2 min read

Parsing GPX Files with Python

A practical walkthrough of loading, cleaning, and analyzing GPS track data from a hiking trip using Python and gpxpy.

GPX (GPS Exchange Format) is the lingua franca of outdoor GPS data. Nearly every trail app, GPS watch, and handheld device can export it. But raw GPX files are surprisingly messy: duplicate points, elevation noise from barometric sensors, and timestamp gaps from signal loss.

Here’s a baseline pipeline for loading and cleaning a GPX track.

Loading the File

The gpxpy library handles GPX parsing cleanly:

import gpxpy
import pandas as pd

with open("trail.gpx", "r") as f:
    gpx = gpxpy.parse(f)

points = []
for track in gpx.tracks:
    for segment in track.segments:
        for point in segment.points:
            points.append({
                "lat": point.latitude,
                "lon": point.longitude,
                "ele": point.elevation,
                "time": point.time,
            })

df = pd.DataFrame(points)

Calculating Distance

The Haversine formula gives the great-circle distance between two lat/lon pairs. For hiking distances, this is accurate to well within GPS measurement error:

import numpy as np

def haversine(lat1, lon1, lat2, lon2):
    R = 6_371_000  # Earth radius in meters
    phi1, phi2 = np.radians(lat1), np.radians(lat2)
    dphi = np.radians(lat2 - lat1)
    dlambda = np.radians(lon2 - lon1)
    a = np.sin(dphi/2)**2 + np.cos(phi1)*np.cos(phi2)*np.sin(dlambda/2)**2
    return 2 * R * np.arcsin(np.sqrt(a))

df["dist_m"] = haversine(
    df["lat"].shift(), df["lon"].shift(),
    df["lat"], df["lon"],
).fillna(0)

total_km = df["dist_m"].sum() / 1000
print(f"Total distance: {total_km:.2f} km")

Smoothing Elevation

GPS elevation data is noisy — consumer devices typically have ±5–15 m of vertical error, and the noise compounds when computing cumulative gain. A rolling median removes most of the spike artifacts without introducing the lag that a rolling mean would:

df["ele_smooth"] = (
    df["ele"]
    .rolling(window=5, center=True, min_periods=1)
    .median()
)

gain = df["ele_smooth"].diff().clip(lower=0).sum()
loss = df["ele_smooth"].diff().clip(upper=0).abs().sum()

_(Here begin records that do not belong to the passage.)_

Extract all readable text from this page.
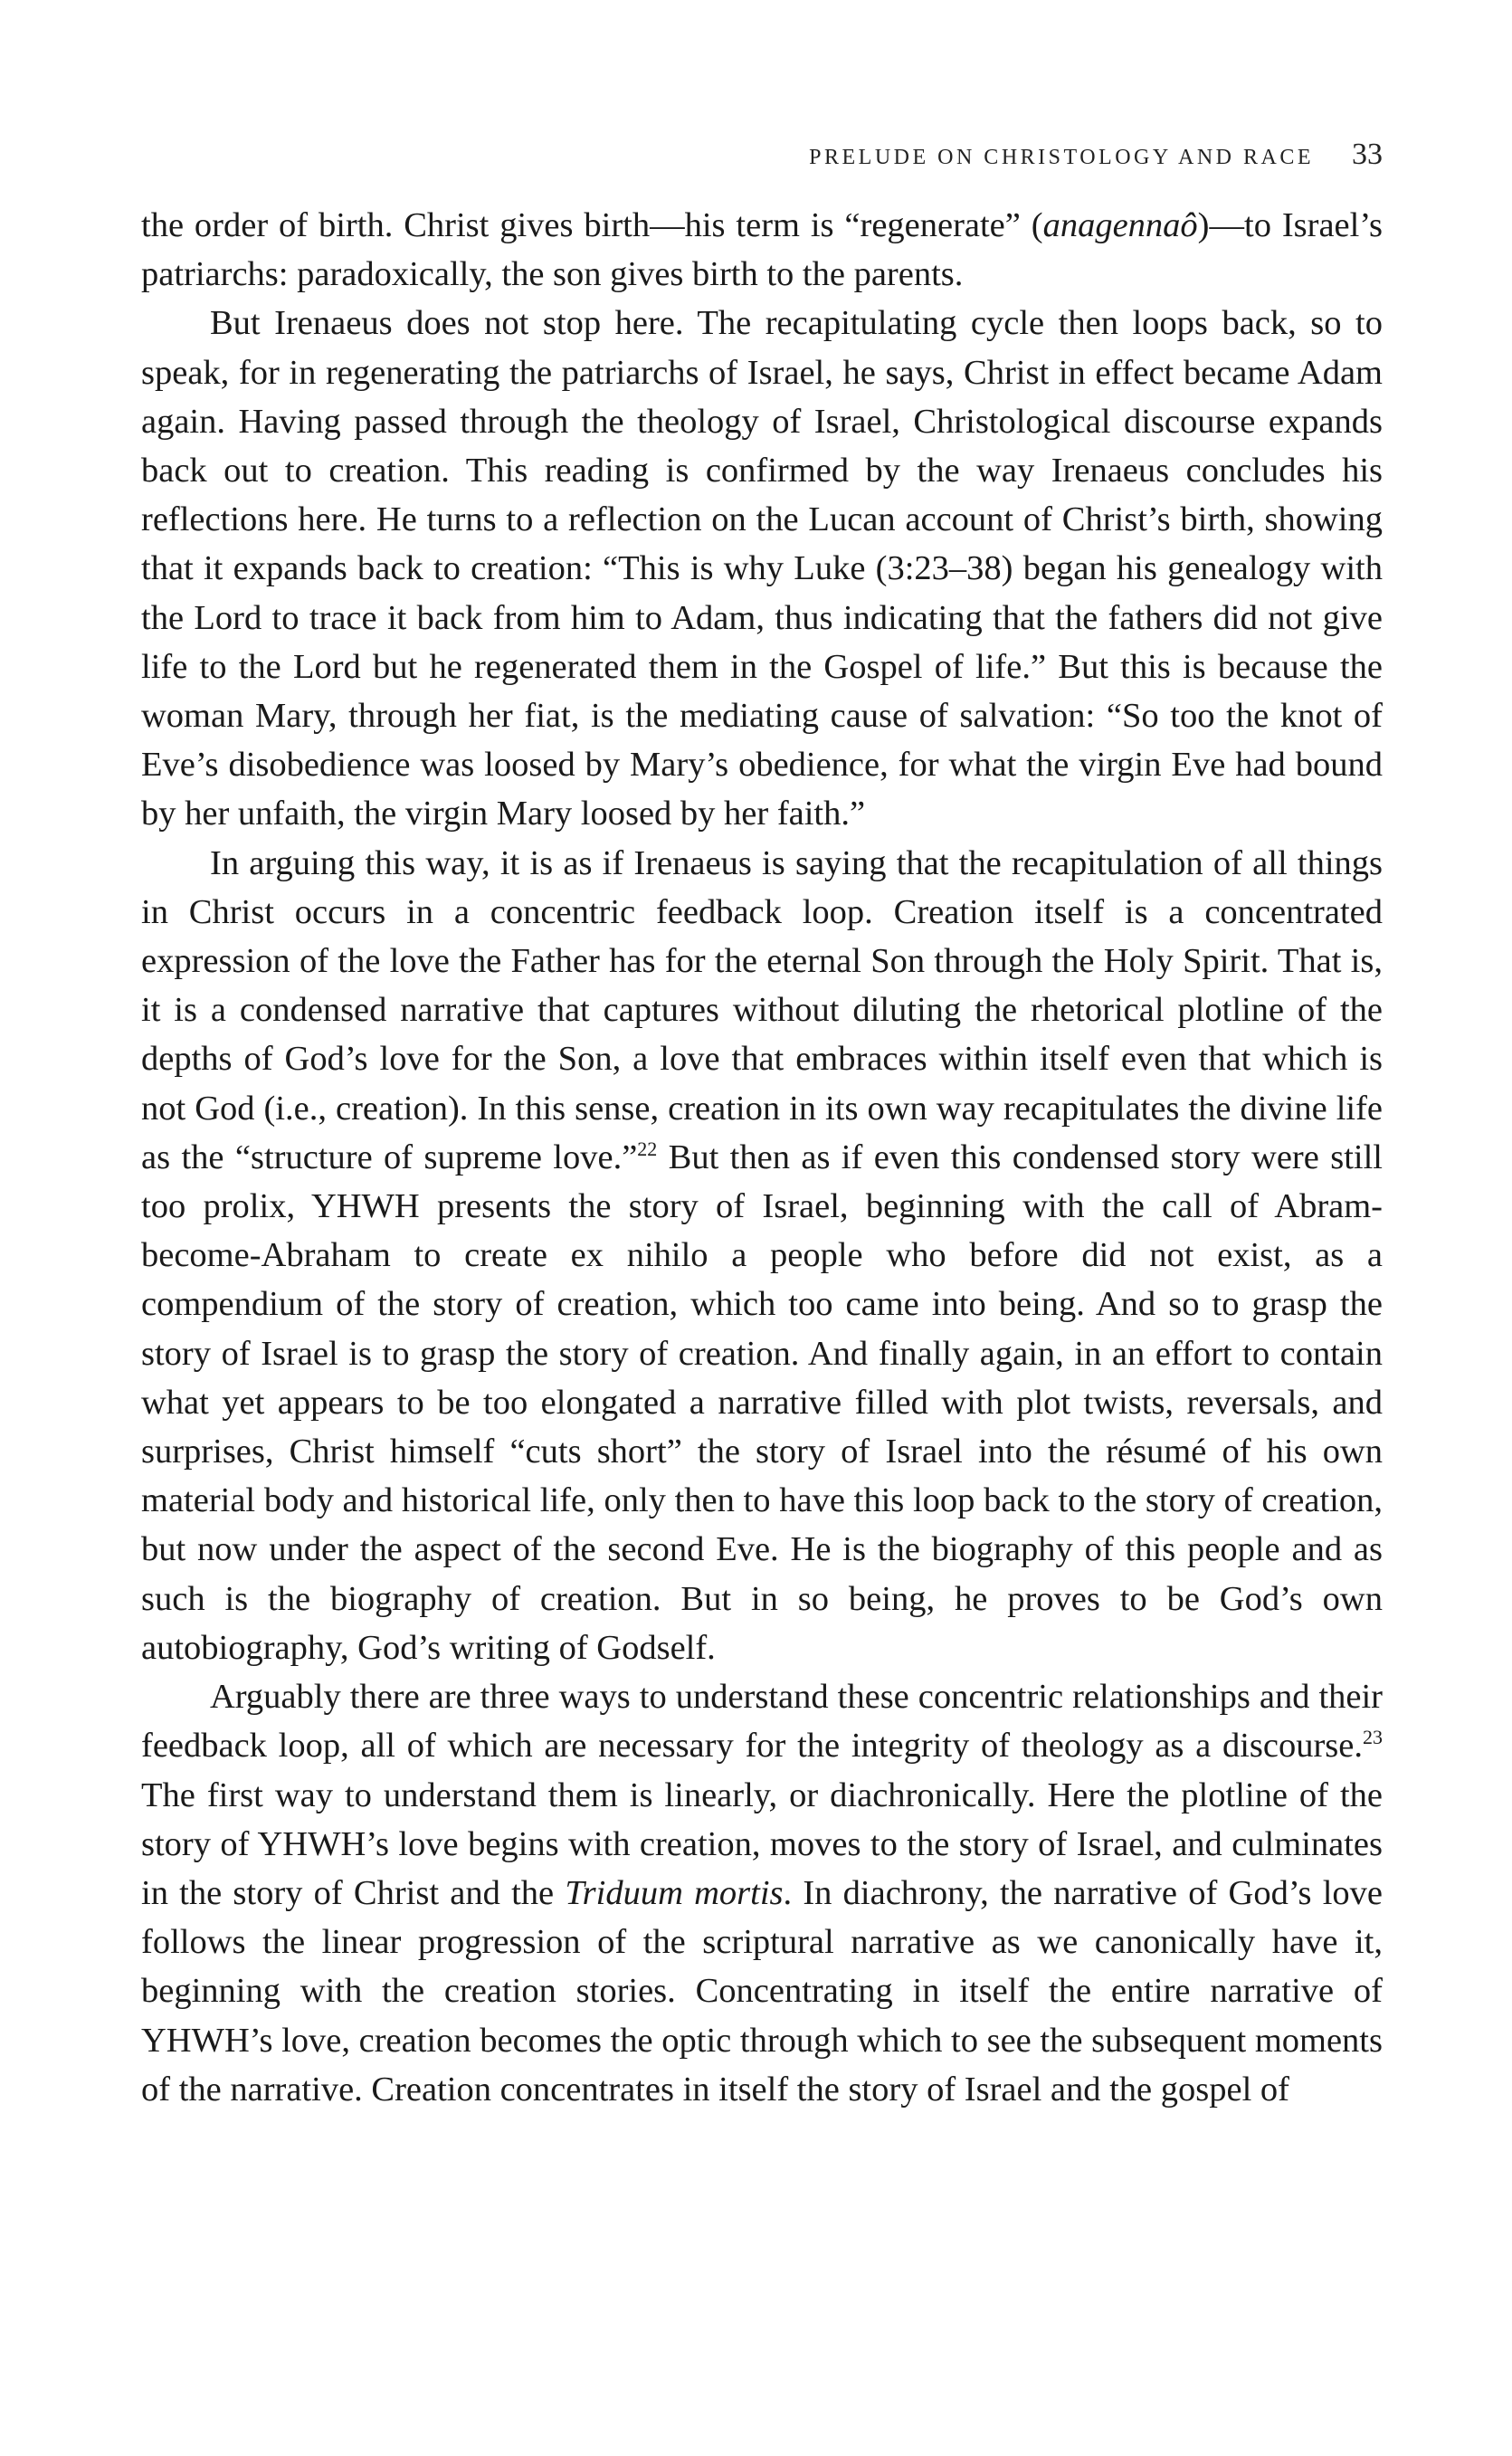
PRELUDE ON CHRISTOLOGY AND RACE 33

the order of birth. Christ gives birth—his term is “regenerate” (anagennaô)—to Israel’s patriarchs: paradoxically, the son gives birth to the parents.

But Irenaeus does not stop here. The recapitulating cycle then loops back, so to speak, for in regenerating the patriarchs of Israel, he says, Christ in effect became Adam again. Having passed through the theology of Israel, Christological discourse expands back out to creation. This reading is confirmed by the way Irenaeus concludes his reflections here. He turns to a reflection on the Lucan account of Christ’s birth, showing that it expands back to creation: “This is why Luke (3:23–38) began his genealogy with the Lord to trace it back from him to Adam, thus indicating that the fathers did not give life to the Lord but he regenerated them in the Gospel of life.” But this is because the woman Mary, through her fiat, is the mediating cause of salvation: “So too the knot of Eve’s disobedience was loosed by Mary’s obedience, for what the virgin Eve had bound by her unfaith, the virgin Mary loosed by her faith.”

In arguing this way, it is as if Irenaeus is saying that the recapitulation of all things in Christ occurs in a concentric feedback loop. Creation itself is a concentrated expression of the love the Father has for the eternal Son through the Holy Spirit. That is, it is a condensed narrative that captures without diluting the rhetorical plotline of the depths of God’s love for the Son, a love that embraces within itself even that which is not God (i.e., creation). In this sense, creation in its own way recapitulates the divine life as the “structure of supreme love.”$^{22}$ But then as if even this condensed story were still too prolix, YHWH presents the story of Israel, beginning with the call of Abram-become-Abraham to create ex nihilo a people who before did not exist, as a compendium of the story of creation, which too came into being. And so to grasp the story of Israel is to grasp the story of creation. And finally again, in an effort to contain what yet appears to be too elongated a narrative filled with plot twists, reversals, and surprises, Christ himself “cuts short” the story of Israel into the résumé of his own material body and historical life, only then to have this loop back to the story of creation, but now under the aspect of the second Eve. He is the biography of this people and as such is the biography of creation. But in so being, he proves to be God’s own autobiography, God’s writing of Godself.

Arguably there are three ways to understand these concentric relationships and their feedback loop, all of which are necessary for the integrity of theology as a discourse.$^{23}$ The first way to understand them is linearly, or diachronically. Here the plotline of the story of YHWH’s love begins with creation, moves to the story of Israel, and culminates in the story of Christ and the Triduum mortis. In diachrony, the narrative of God’s love follows the linear progression of the scriptural narrative as we canonically have it, beginning with the creation stories. Concentrating in itself the entire narrative of YHWH’s love, creation becomes the optic through which to see the subsequent moments of the narrative. Creation concentrates in itself the story of Israel and the gospel of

print(f"Elevation gain: {gain:.0f} m")
print(f"Elevation loss: {loss:.0f} m")

Window size is a tunable parameter. A window of 5 works well for tracks recorded at 1-second intervals; for tracks at 5-second intervals, 3 is usually enough.

Next Steps

This gets you clean distance and elevation numbers from any GPX file. Future posts will build on this foundation: plotting elevation profiles, computing pace zones, and aggregating multiple tracks across a season into a single dataset.